Di post yang lalu, kita mengetahui bahwa untuk menggunakan statistik t dalam uji hipotesis satu-sampel rata-rata, sampel harus berasal dari populasi yang berdistribusi normal. Karena itu, untuk menerapkan uji tersebut, biasanya kita melakukan “pengujian normalitas”. Dalam uji ini, kita memeriksa apakah sampel berasal dari populasi yang berdistribusi normal.
WHITE SPACE
Secara garis besar, terdapat dua cara untuk mengetahuinya, yaitu secara visual dan dengan uji formal. Cara visual dapat dilakukan di antaranya dengan menggambar histogram dan normal P-P plot. Uji formal dilakukan dengan melakukan uji-uji statistik seperti uji Shapiro-Wilk dan uji Kolmogorov-Smirnov.
WHITE SPACE
Mari kita lihat bagaimana bentuk tipikal histogram dan normal P-P plot dari sampel yang berasal dari populasi berdistribusi normal.
Gambar1
Gambar 1 memperlihatkan histogram yang bentuknya menyerupai kurva normal. Perbandingan bentuk histogram di atas dengan kurva normal dapat dilihat pada Gambar 2.
Gambar 2
Jika histogram data sampel mirip dengan kurva normal, kita dapat menduga bahwa sampel tersebut berasal dari populasi yang berdistribusi normal. Untuk memberikan kesimpulan yang lebih baik, kita perlu melihat normal P-P plot dari data tersebut.
Gambar 3
Gambar 3 menampilkan normal P-P plot data di atas. Seperti dapat kita lihat pada gambar itu, cukup banyak titik sampel yang terletak pada garis diagonal. Sampel yang berasal dari populasi yang berdistribusi normal mengakibatkan normal P-P plot menunjukkan sebaran titik di sekitar garis diagonal. Secara umum, apabila banyak titik sampel berada di garis diagonal atau banyak titik yang nyaris menyentuh garis diagonal, itu merupakan suatu “pertanda baik” bahwa sampel berasal dari populasi yang berdistribusi normal.
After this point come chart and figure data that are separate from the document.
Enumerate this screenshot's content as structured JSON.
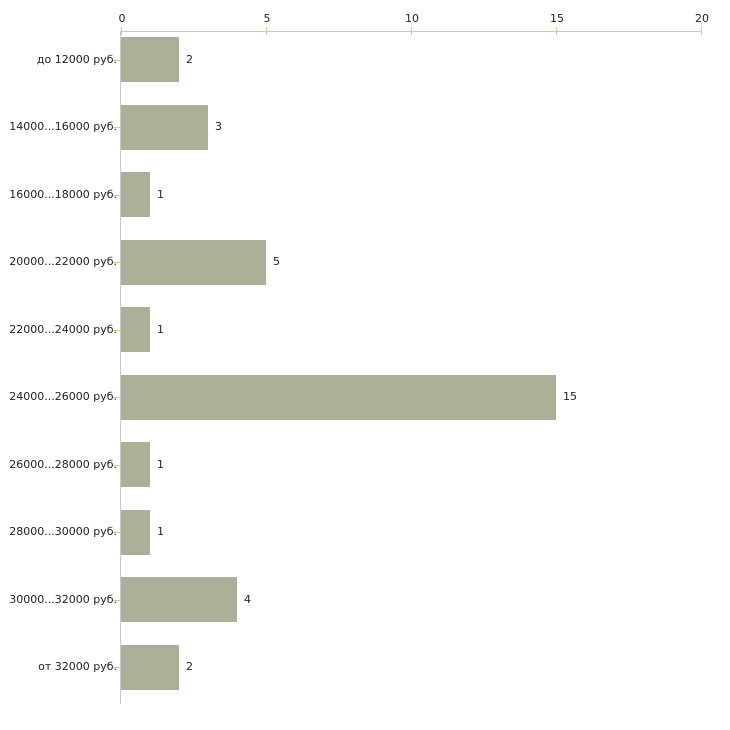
{
  "chart_data": {
    "type": "bar",
    "orientation": "horizontal",
    "title": "",
    "xlabel": "",
    "ylabel": "",
    "categories": [
      "до 12000 руб.",
      "14000...16000 руб.",
      "16000...18000 руб.",
      "20000...22000 руб.",
      "22000...24000 руб.",
      "24000...26000 руб.",
      "26000...28000 руб.",
      "28000...30000 руб.",
      "30000...32000 руб.",
      "от 32000 руб."
    ],
    "values": [
      2,
      3,
      1,
      5,
      1,
      15,
      1,
      1,
      4,
      2
    ],
    "value_labels": [
      "2",
      "3",
      "1",
      "5",
      "1",
      "15",
      "1",
      "1",
      "4",
      "2"
    ],
    "x_ticks": [
      0,
      5,
      10,
      15,
      20
    ],
    "x_tick_labels": [
      "0",
      "5",
      "10",
      "15",
      "20"
    ],
    "xlim": [
      0,
      20
    ],
    "grid": false,
    "legend": false,
    "axis_position": "top",
    "colors": {
      "bar": "#abb199",
      "axis_line": "#c9c9c9",
      "tick_mark": "#cccc99",
      "text": "#222222",
      "background": "#ffffff"
    }
  }
}
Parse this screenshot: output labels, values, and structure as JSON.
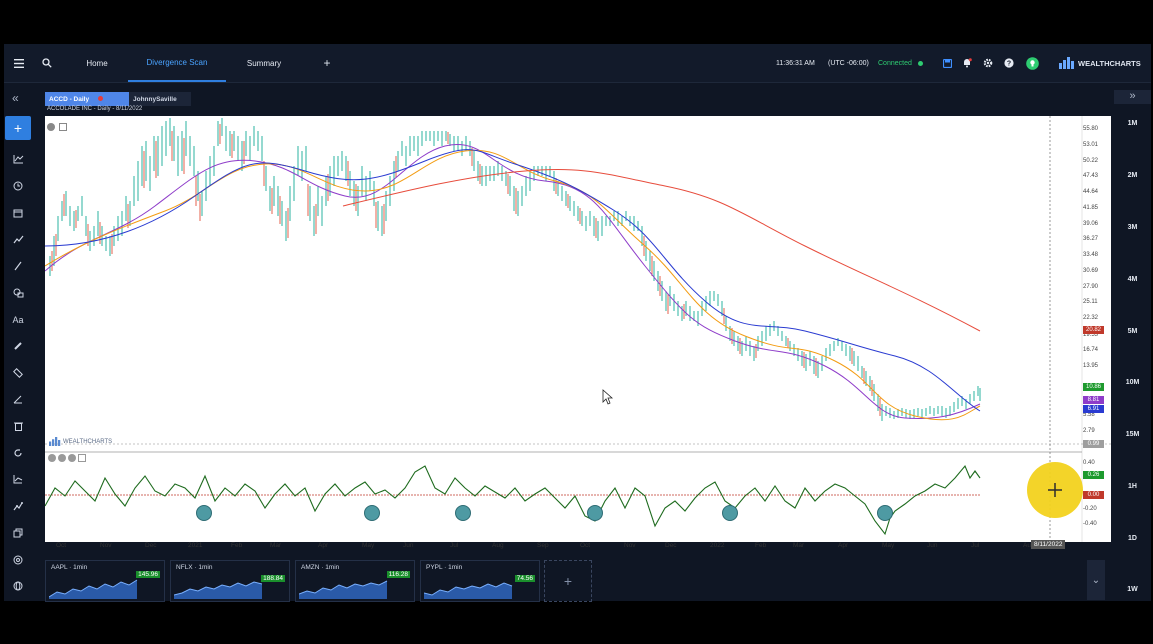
{
  "topbar": {
    "menu_icon": "hamburger-icon",
    "search_icon": "search-icon",
    "tabs": [
      {
        "label": "Home"
      },
      {
        "label": "Divergence Scan"
      },
      {
        "label": "Summary"
      }
    ],
    "add_tab_icon": "plus-icon",
    "time": "11:36:31 AM",
    "timezone": "(UTC -06:00)",
    "connection": "Connected",
    "brand": "WEALTHCHARTS"
  },
  "leftbar": {
    "collapse_label": "«",
    "tools": [
      "plus-icon",
      "indicator-icon",
      "clock-icon",
      "calendar-icon",
      "trend-icon",
      "line-tool-icon",
      "shapes-icon",
      "text-tool-icon",
      "brush-icon",
      "ruler-icon",
      "fib-icon",
      "trash-icon",
      "refresh-icon",
      "chart-icon",
      "chart-line-icon",
      "copy-icon",
      "target-icon",
      "globe-icon"
    ],
    "text_tool_label": "Aa"
  },
  "rightbar": {
    "expand_label": "»",
    "timeframes": [
      "1M",
      "2M",
      "3M",
      "4M",
      "5M",
      "10M",
      "15M",
      "1H",
      "1D",
      "1W"
    ]
  },
  "chart_tabs": [
    {
      "label": "ACCD - Daily"
    },
    {
      "label": "JohnnySaville"
    }
  ],
  "chart": {
    "title": "ACCOLADE INC - Daily - 8/11/2022",
    "watermark": "WEALTHCHARTS",
    "y_ticks": [
      "55.80",
      "53.01",
      "50.22",
      "47.43",
      "44.64",
      "41.85",
      "39.06",
      "36.27",
      "33.48",
      "30.69",
      "27.90",
      "25.11",
      "22.32",
      "19.53",
      "16.74",
      "13.95",
      "5.58",
      "2.79"
    ],
    "price_tags": [
      {
        "label": "20.82",
        "color": "#c0392b"
      },
      {
        "label": "10.86",
        "color": "#1e9a2e"
      },
      {
        "label": "8.81",
        "color": "#8e3cc9"
      },
      {
        "label": "6.91",
        "color": "#2a3bd1"
      },
      {
        "label": "0.99",
        "color": "#9e9e9e"
      }
    ],
    "osc_ticks": [
      "0.40",
      "0.20",
      "-0.20",
      "-0.40"
    ],
    "osc_tags": [
      {
        "label": "0.26",
        "color": "#1e9a2e"
      },
      {
        "label": "0.00",
        "color": "#c0392b"
      }
    ],
    "x_ticks": [
      "Oct",
      "Nov",
      "Dec",
      "2021",
      "Feb",
      "Mar",
      "Apr",
      "May",
      "Jun",
      "Jul",
      "Aug",
      "Sep",
      "Oct",
      "Nov",
      "Dec",
      "2022",
      "Feb",
      "Mar",
      "Apr",
      "May",
      "Jun",
      "Jul",
      "Aug"
    ],
    "date_label": "8/11/2022"
  },
  "watchlist": [
    {
      "title": "AAPL · 1min",
      "price": "145.96"
    },
    {
      "title": "NFLX · 1min",
      "price": "188.84"
    },
    {
      "title": "AMZN · 1min",
      "price": "116.28"
    },
    {
      "title": "PYPL · 1min",
      "price": "74.56"
    }
  ],
  "add_panel": "+",
  "expand_down_label": "⌄"
}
Namun, hati-hati apabila di sekitar garis diagonal titik-titik sampel membentuk pola mirip huruf S atau S terbalik, cukup besar kemungkinan populasi asal sampel tidak berdistribusi normal.
Gambar 4
Gambar 4 adalah diagram box and whisker untuk data tersebut. Dari kenyataan bahwa garis median berada di tengah-tengah kotak/box dan bahwa kedua whisker memiliki panjang yang hampir sama memperkuat kemungkinan bahwa populasi asal berdistribusi normal. Satu-satunya yang membuat ragu adalah adanya pencilan (outlier) di atas whisker atas dan di bawah whisker bawah. Idealnya, tidak ada pencilan dalam diagram tersebut. Untuk lebih memastikan kesimpulan yang kita buat, pemeriksaan dilanjutkan dengan uji-uji formal.
WHITE SPACE
Selain dengan cara visual, pengujian normalitas dapat juga dilakukan dengan uji-uji formal seperti uji Kolmogorov-Smirnov dan uji Shapiro-Wilk. Berikut ini adalah output SPSS yang menampilkan hasil kedua uji tersebut.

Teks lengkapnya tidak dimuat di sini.